Novel Antiangiogenesis Agent Shows Activity in Pretreated Glioblastoma

July 1, 2002
Oncology NEWS International, Oncology NEWS International Vol 11 No 7, Volume 11, Issue 7

HOUSTON-Dynamic magnetic resonance imaging (MRI) has shown PTK787/ZK 222584 (PTK/ZK), an antiangiogenesis agent, to be capable of blocking vascular endothelial growth factor receptor (VEGFR)/VEGF activity in recurrent glioblastoma multiforme (ASCO abstract 315).

HOUSTON—Dynamic magnetic resonance imaging (MRI) has shown PTK787/ZK 222584 (PTK/ZK), an antiangiogenesis agent, to be capable of blocking vascular endothelial growth factor receptor (VEGFR)/VEGF activity in recurrent glioblastoma multiforme (ASCO abstract 315).

W.K. Alfred Yung, MD, Florence M. Thomas Professor of Cancer at M.D. Anderson Cancer Center in Houston, reported that vascular permeability was seen to decrease immediately after most patients received their first dose of PTK/ZK in a single-agent dose-escalation study. Although a rebound was observed, the vascular permeability index was not as high as at baseline for patients with stable disease or a partial response.

"We are seeing people stabilizing, and the tumor volume decreasing. This is very encouraging in a phase I study," Dr. Yung told ONI.

Failed Other Treatments

Among 29 patients treated so far, 2 have had their disease stabilize and 2 have had their tumors shrink. Although the patients had a life expectancy of 8 weeks when they entered the trial, Dr. Yung said that several have survived beyond 6 months.

All of the patients in the study had failed other treatments, and 83% had had adjuvant therapy. The mean time from diagnosis to patients entering the study was 13 months. Average age was 54.
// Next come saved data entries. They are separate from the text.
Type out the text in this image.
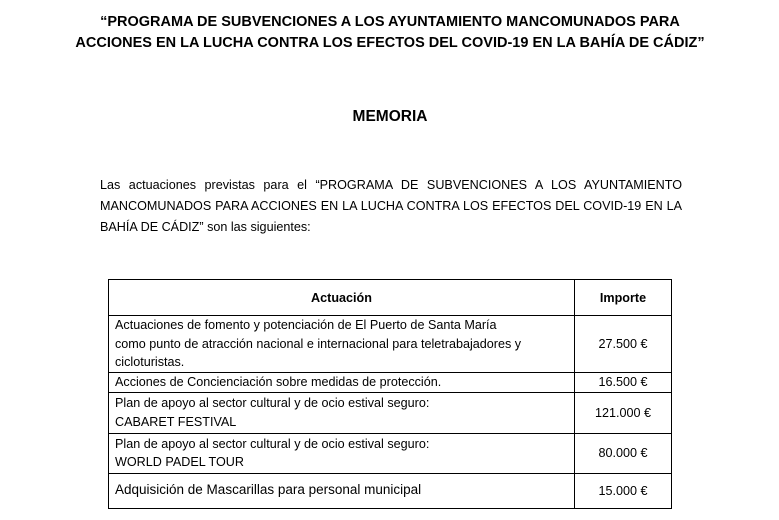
“PROGRAMA DE SUBVENCIONES A LOS AYUNTAMIENTO MANCOMUNADOS PARA
ACCIONES EN LA LUCHA CONTRA LOS EFECTOS DEL COVID-19 EN LA BAHÍA DE CÁDIZ”
MEMORIA
Las actuaciones previstas para el “PROGRAMA DE SUBVENCIONES A LOS AYUNTAMIENTO MANCOMUNADOS PARA ACCIONES EN LA LUCHA CONTRA LOS EFECTOS DEL COVID-19 EN LA BAHÍA DE CÁDIZ” son las siguientes:
Actuación	Importe

Actuaciones de fomento y potenciación de El Puerto de Santa María
como punto de atracción nacional e internacional para teletrabajadores y
cicloturistas.	27.500 €

Acciones de Concienciación sobre medidas de protección.	16.500 €

Plan de apoyo al sector cultural y de ocio estival seguro:
CABARET FESTIVAL	121.000 €

Plan de apoyo al sector cultural y de ocio estival seguro:
WORLD PADEL TOUR	80.000 €

Adquisición de Mascarillas para personal municipal	15.000 €
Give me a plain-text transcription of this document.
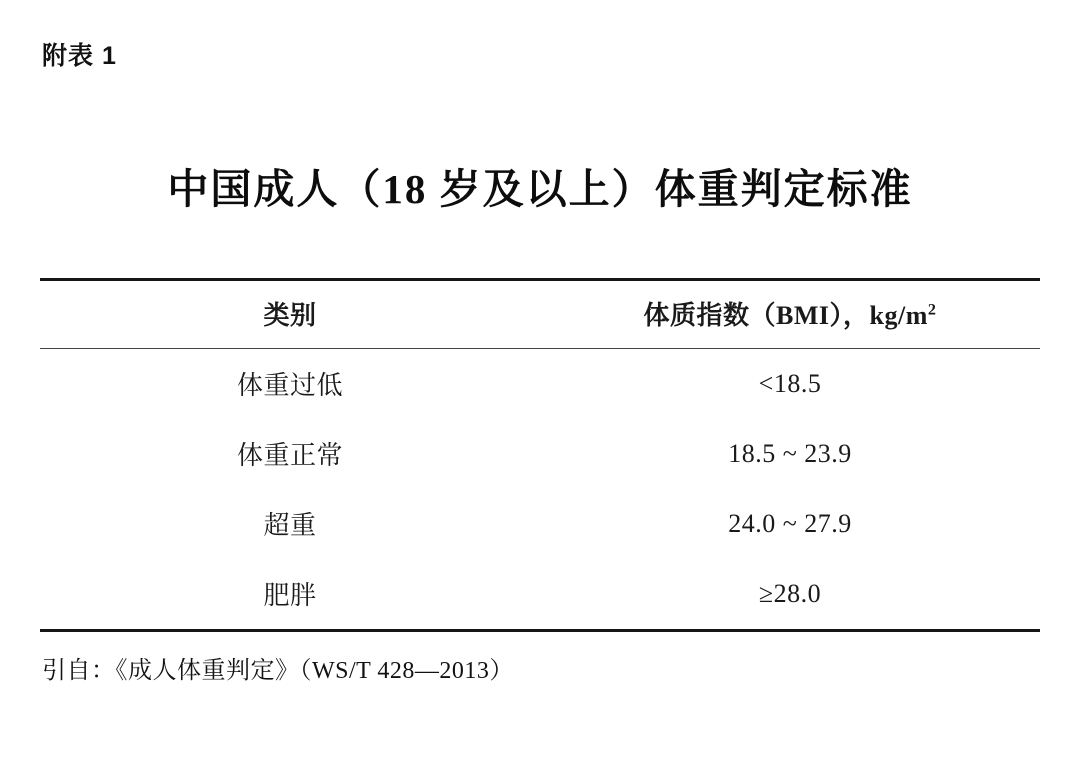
附表 1
中国成人（18 岁及以上）体重判定标准
类别	体质指数（BMI），$kg/m^2$
体重过低	<18.5
体重正常	18.5 ~ 23.9
超重	24.0 ~ 27.9
肥胖	≥28.0
引自：《成人体重判定》（WS/T 428—2013）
The investigators chose to study PTK/ZK in glioblastoma multiforme because the malignancy is characterized by vascular proliferation and over expression of VEGF, Dr. Yung explained. He said that a parallel study is underway in colon cancer and sarcomas.

Progressive Dose Cohorts

Participants in the glioblastoma trial received the new agent in progressive three-to-six-patient cohorts, as researchers increased the dose from 500 mg per day to 2,000 mg per day (see Table 1). Dr. Yung said the optimal dose for a phase II trial is still being evaluated.

The phase I study has found no hematologic toxicity from PTK/ZK. Most of the toxicity seen at high doses has been fatigue, headache, and ataxia, according to Dr. Yung, who calls the regimen well tolerated.

The investigators also concluded that dynamic MRI is capable of demonstrating physiological or biological effect of blocking VEGFR/VEGF activity.